One manifestation of a “precision medicine” approach that has translated into clinical use in oncology, as well as other fields of medicine, lies in pharmacogenetics, the use of genotyping data to guide drug selection. In PD, an important side effect for the commonly-used class of dopamine agonist medication is the development of impulse control disorders (ICDs) – excessive buying, eating, gambling, or sexual behaviors – in up to 20% of patients [28]. While some ICDs are relatively mild and quickly remedied, most PD clinicians have encountered at least one example of an ICD of sufficient severity to endanger a patient's finances, home life, or both. If it were possible to predict ahead of time which patients might be most susceptible to the development of ICDs, one might then avoid the class of medications – dopamine agonists – that carry the greatest risk of triggering an ICD. Indeed, a recent study of 276 PD patients in the PPMI cohort describes a small panel of genetic variants that predicts ICD development with an area under the receiver operative curve (AUC) of 0.87 for patients exposed to dopaminergic therapy [29]. Should the accuracy of this genetic risk panel be confirmed in additional cohorts, one might argue for screening of all PD patients prior to initiation of dopaminergic therapy, in order to use genotyping data to inform drug choice.

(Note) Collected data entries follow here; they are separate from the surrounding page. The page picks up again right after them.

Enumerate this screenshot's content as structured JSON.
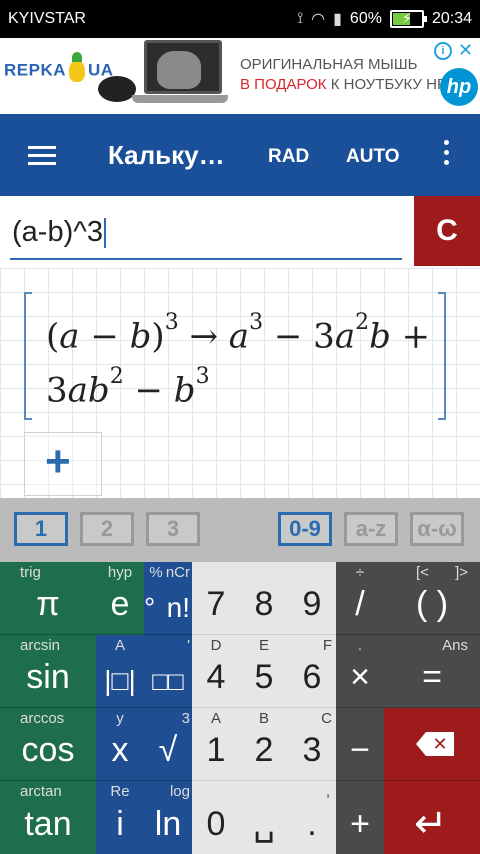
{
  "status": {
    "carrier": "KYIVSTAR",
    "battery": "60%",
    "battery_level": 0.6,
    "time": "20:34"
  },
  "ad": {
    "logo": "REPKA",
    "logo2": "UA",
    "line1": "ОРИГИНАЛЬНАЯ МЫШЬ",
    "line2_red": "В ПОДАРОК",
    "line2_rest": " К НОУТБУКУ HP!",
    "brand": "hp",
    "info": "i",
    "close": "✕"
  },
  "appbar": {
    "title": "Кальку…",
    "angle_mode": "RAD",
    "eval_mode": "AUTO"
  },
  "input": {
    "value": "(a-b)^3",
    "clear_label": "C"
  },
  "result": {
    "expression": "(a − b)^3",
    "output": "a^3 − 3a^2b + 3ab^2 − b^3"
  },
  "add_button": "+",
  "kb_tabs": [
    "1",
    "2",
    "3",
    "0-9",
    "a-z",
    "α-ω"
  ],
  "kb_active": [
    "1",
    "0-9"
  ],
  "keys": {
    "col1": [
      {
        "sub": "trig",
        "main": "π"
      },
      {
        "sub": "arcsin",
        "main": "sin"
      },
      {
        "sub": "arccos",
        "main": "cos"
      },
      {
        "sub": "arctan",
        "main": "tan"
      }
    ],
    "col2a": [
      {
        "sub": "hyp",
        "main": "e"
      },
      {
        "sub": "A",
        "main": "|□|"
      },
      {
        "sub": "y",
        "main": "x"
      },
      {
        "sub": "Re",
        "main": "i"
      }
    ],
    "col2b": [
      {
        "sub": "%",
        "main": "°"
      },
      {
        "sub": "",
        "main": "□□"
      },
      {
        "sub": "",
        "main": "√"
      },
      {
        "sub": "log",
        "main": "ln"
      }
    ],
    "col2c": [
      {
        "sub": "nCr",
        "main": "n!"
      },
      {
        "sub": "'",
        "main": ""
      },
      {
        "sub": "3",
        "main": ""
      },
      {
        "sub": "",
        "main": ""
      }
    ],
    "digits": [
      [
        {
          "sub": "",
          "main": "7"
        },
        {
          "sub": "",
          "main": "8"
        },
        {
          "sub": "",
          "main": "9"
        }
      ],
      [
        {
          "sub": "D",
          "main": "4"
        },
        {
          "sub": "E",
          "main": "5"
        },
        {
          "sub": "F",
          "main": "6"
        }
      ],
      [
        {
          "sub": "A",
          "main": "1"
        },
        {
          "sub": "B",
          "main": "2"
        },
        {
          "sub": "C",
          "main": "3"
        }
      ],
      [
        {
          "sub": "",
          "main": "0"
        },
        {
          "sub": "",
          "main": "␣"
        },
        {
          "sub": ",",
          "main": "."
        }
      ]
    ],
    "ops": [
      {
        "sub": "÷",
        "main": "/"
      },
      {
        "sub": ".",
        "main": "×"
      },
      {
        "sub": "",
        "main": "−"
      },
      {
        "sub": "",
        "main": "+"
      }
    ],
    "right": [
      {
        "sub_l": "[<",
        "sub_r": "]>",
        "main": "(  )"
      },
      {
        "sub_r": "Ans",
        "main": "="
      }
    ]
  },
  "colors": {
    "appbar": "#1a4f9a",
    "accent": "#2b6cb0",
    "clear": "#9e1b1b",
    "green_keys": "#1e6e4e",
    "blue_keys": "#1f4e92"
  }
}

Similar genetically-informed decision-making might also be used to select patients most likely to respond to other PD drugs. For example, a secondary analysis of the Attenuation of Disease progression with Azilect Given Once-daily (ADAGIO) trial investigated differential treatment response to the monoamine-oxidase B inhibitor rasagiline in early, untreated PD subjects based on common genetic variants, finding that single nucleotide polymorphisms (SNPs) in the DRD2 gene predicted response to rasagiline [30]. Again, this result suggests that pre-treatment genotyping of common genetic variants – easily accomplished at low cost – may inform drug choices at an individual level.
Conclusions
Considerable heterogeneity in clinical presentation, as well as motor and non-motor trajectory, exists in PD. While clinical subtyping schemes exist and attest to widespread appreciation for this heterogeneity, subtyping based on clinical features may be limited in the ability to robustly define PD subgroups in biologically-informative ways. In contrast, objective biomarkers – and in particular genetic and biochemical measures – may inform both clinical trial planning and future clinical care of Parkinson Disease patients.
Tropea Highlights.
Parkinson Disease exhibits considerable heterogeneity in clinical presentation and motor and non-motor trajectory.
Subtypes of PD can be identified using genetic and biochemical biomarkers.
Genetic and biochemical biomarkers may eventually inform both clinical care and clinical trial planning in Parkinson Disease.